どれも、現実的な割にはやってみたら非常に面白いことが起きそうな魅力的な提案だと思います。
この問題は、論理的につきつめると無理のあるニーズだと思いますが、無理を言うのは技術の進歩にとっては悪いことではありません。むしろ、錬金術とか永久運動のように、最終的には「原理的に無理」と確定したニーズが、結論に至るまでの過程でいろいろな技術を産み出しています。人工知能の探究がLispやsmalltalkのような画期的なプログラミング言語につながったことや、この「儀礼的無関心」の問題も、やがてこの系譜に入れられることになるかもしれません。
「見せたい」と「見せたくない」という矛盾する二つの状態が同時に両立する、という問題も現代物理学に似たような問題があって、シュレーディンガーの猫と言います。これは、空想の話ではなくて、まさにこの世界の話、この物質の話です。この猫は、生きてると同時に死んでいる、両方の可能性がこの世に同時に存在しています。我々は目が悪いんでこういう猫を実際に見ることはできませんが、もうちょっと目がよくて素粒子くらいの小さいものもよく見えたとしたら、こういうリアリティを実際にこの目で見ることになるのです。

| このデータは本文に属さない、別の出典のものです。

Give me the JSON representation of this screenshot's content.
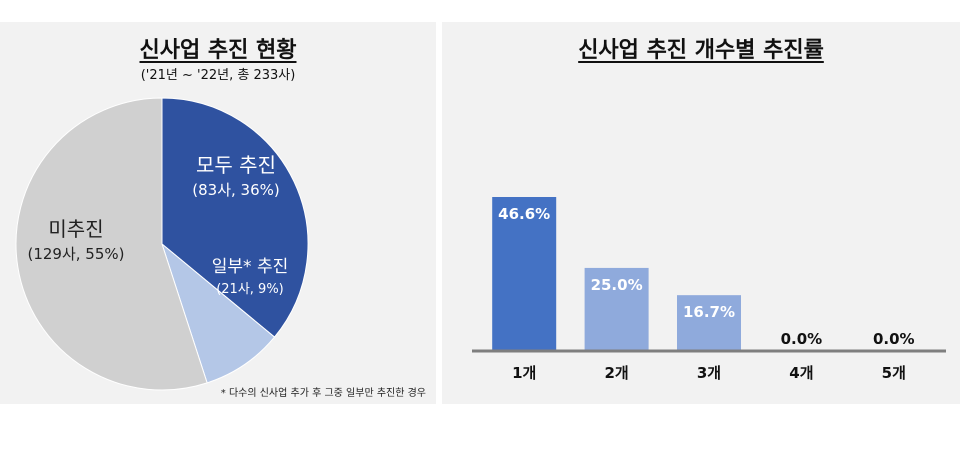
{
  "chart_data": [
    {
      "type": "pie",
      "title": "신사업 추진 현황",
      "subtitle": "('21년 ~ '22년, 총 233사)",
      "slices": [
        {
          "label": "모두 추진",
          "detail": "(83사, 36%)",
          "value": 36,
          "color": "#2f52a0",
          "text_color": "#ffffff"
        },
        {
          "label": "일부* 추진",
          "detail": "(21사, 9%)",
          "value": 9,
          "color": "#b4c7e7",
          "text_color": "#ffffff"
        },
        {
          "label": "미추진",
          "detail": "(129사, 55%)",
          "value": 55,
          "color": "#d0d0d0",
          "text_color": "#222222"
        }
      ],
      "footnote": "* 다수의 신사업 추가 후 그중 일부만 추진한 경우"
    },
    {
      "type": "bar",
      "title": "신사업 추진 개수별 추진률",
      "categories": [
        "1개",
        "2개",
        "3개",
        "4개",
        "5개"
      ],
      "values": [
        46.6,
        25.0,
        16.7,
        0.0,
        0.0
      ],
      "value_labels": [
        "46.6%",
        "25.0%",
        "16.7%",
        "0.0%",
        "0.0%"
      ],
      "colors": [
        "#4472c4",
        "#8faadc",
        "#8faadc",
        "#8faadc",
        "#8faadc"
      ],
      "ylim": [
        0,
        60
      ]
    }
  ]
}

シュレーディンガーがそういうことを言っても信じない人がいて、サイクロトロンという直径何キロメートルもあるでかいメガネを使って見てきたそうですが、物質というものは矛盾する複数の状態が重ねあわされて存在していて、「観測」するとそのうちのひとつに心を決めるわけです。リンクされないサイトも「見せたい」と「見せたくない」が両方重なった波動関数的な欲望の元に存在していて、ヲチスレからのリンク等の「観測」という事象によって、その欲望の形が決定されるわけです。その結果、一定の確率でサイトが閉鎖されます。
欲望というのはそもそも波動関数的なものなんです。しかし、現代のデジタルコンピュータは古典力学的に動作します。波動関数的な欲望を「観測」して、古典力学的な確定した仕様に落とすのがプログラマーの仕事です。そう考えると、これはそんなに特別なことではないんですね。しいて言うと、欲望が「観測」を嫌って「観測」から逃げ回っているように見える所が、不思議と言えばちょと不思議。